The tavern is still there. It sits on Route 202 in what used to be Vealtown, which got renamed Bernardsville before the 19th century was out. For more than a hundred years, beginning in 1877, the building served as the town's public library. The Bernardsville Public Library eventually outgrew the space and relocated to 1 Anderson Hill Road, but the old tavern still houses the library's local history collection, and the original reading room is still open to the public.

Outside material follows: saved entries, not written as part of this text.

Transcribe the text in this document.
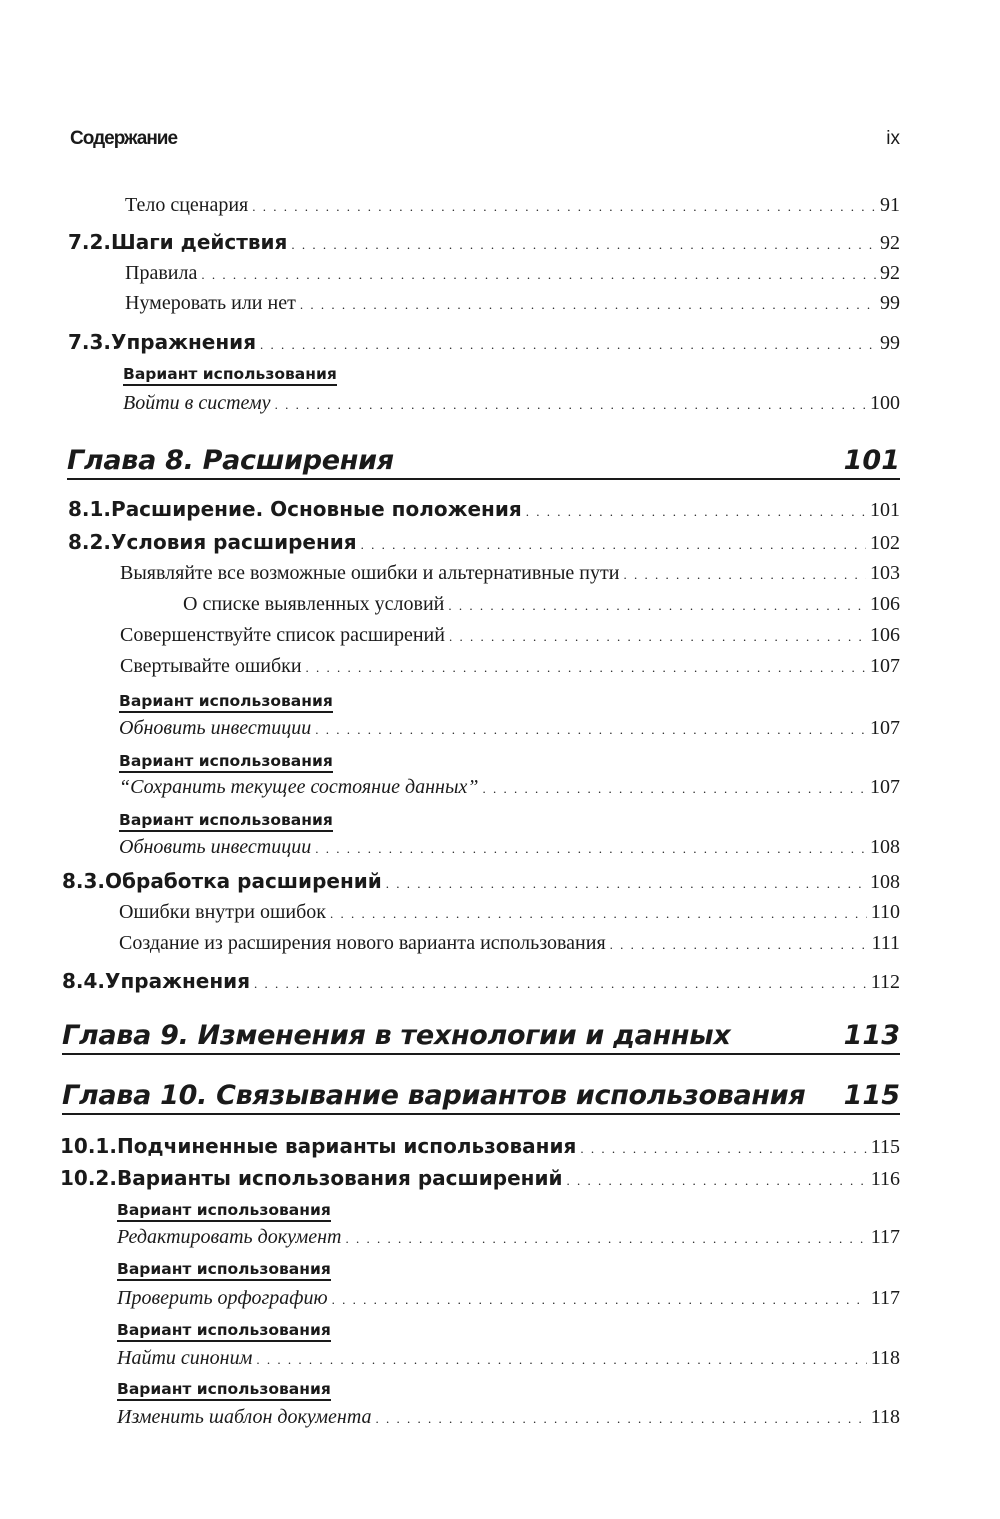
Содержание	ix
Тело сценария . . .	91
7.2. Шаги действия . . .	92
Правила . . .	92
Нумеровать или нет . . .	99
7.3. Упражнения . . .	99
Вариант использования
Войти в систему . . .	100
Глава 8. Расширения	101
8.1. Расширение. Основные положения . . .	101
8.2. Условия расширения . . .	102
Выявляйте все возможные ошибки и альтернативные пути . . .	103
О списке выявленных условий . . .	106
Совершенствуйте список расширений . . .	106
Свертывайте ошибки . . .	107
Вариант использования
Обновить инвестиции . . .	107
Вариант использования
“Сохранить текущее состояние данных” . . .	107
Вариант использования
Обновить инвестиции . . .	108
8.3. Обработка расширений . . .	108
Ошибки внутри ошибок . . .	110
Создание из расширения нового варианта использования . . .	111
8.4. Упражнения . . .	112
Глава 9. Изменения в технологии и данных	113
Глава 10. Связывание вариантов использования 115
10.1. Подчиненные варианты использования . . .	115
10.2. Варианты использования расширений . . .	116
Вариант использования
Редактировать документ . . .	117
Вариант использования
Проверить орфографию . . .	117
Вариант использования
Найти синоним . . .	118
Вариант использования
Изменить шаблон документа . . .	118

The first documented ghost sighting came during a 1974 library renovation. Workers reported seeing a woman in a long colonial-era dress moving through rooms they had just emptied for construction. The sightings continued after the renovation finished. Librarians working alone after closing have described Phyllis near the local history section. In 1989, a child visiting the library with a parent reported seeing a woman in a white dress standing between the shelves.

In 1987, local paranormal investigators held a seance in the building and recorded the session on video. The footage is kept in the library's local history room and can still be viewed there. The investigators say they made contact.

The staff's relationship with Phyllis is the strangest part of the story. The librarians and local history volunteers treat her as part of the institution's provenance. The library's own programming has included events specifically about "what we do and don't know about Phyllis." When a child says they've seen her, nobody on staff corrects them.

The Wayne connection adds a layer. Anthony Wayne was the Revolutionary general whose stolen documents set the Byram arrest in motion; he went on to die of a stomach ulcer in 1796, and the folklore around his own ghost (riding U.S. 322 in Pennsylvania looking for bones lost during an 1809 disinterment) is its own separate Jersey-Pennsylvania legend. At the Bernardsville library, he's just the general who caught a spy in the tavern dining room.

The building is quiet most days. The second floor is where most of the Phyllis reports happen. If you sit at a table in the local history room and a chair across from you creaks, it probably isn't her. But the people who work in the building have been describing the same woman in the same white dress for more than fifty years, and the seance tape is still on the shelf.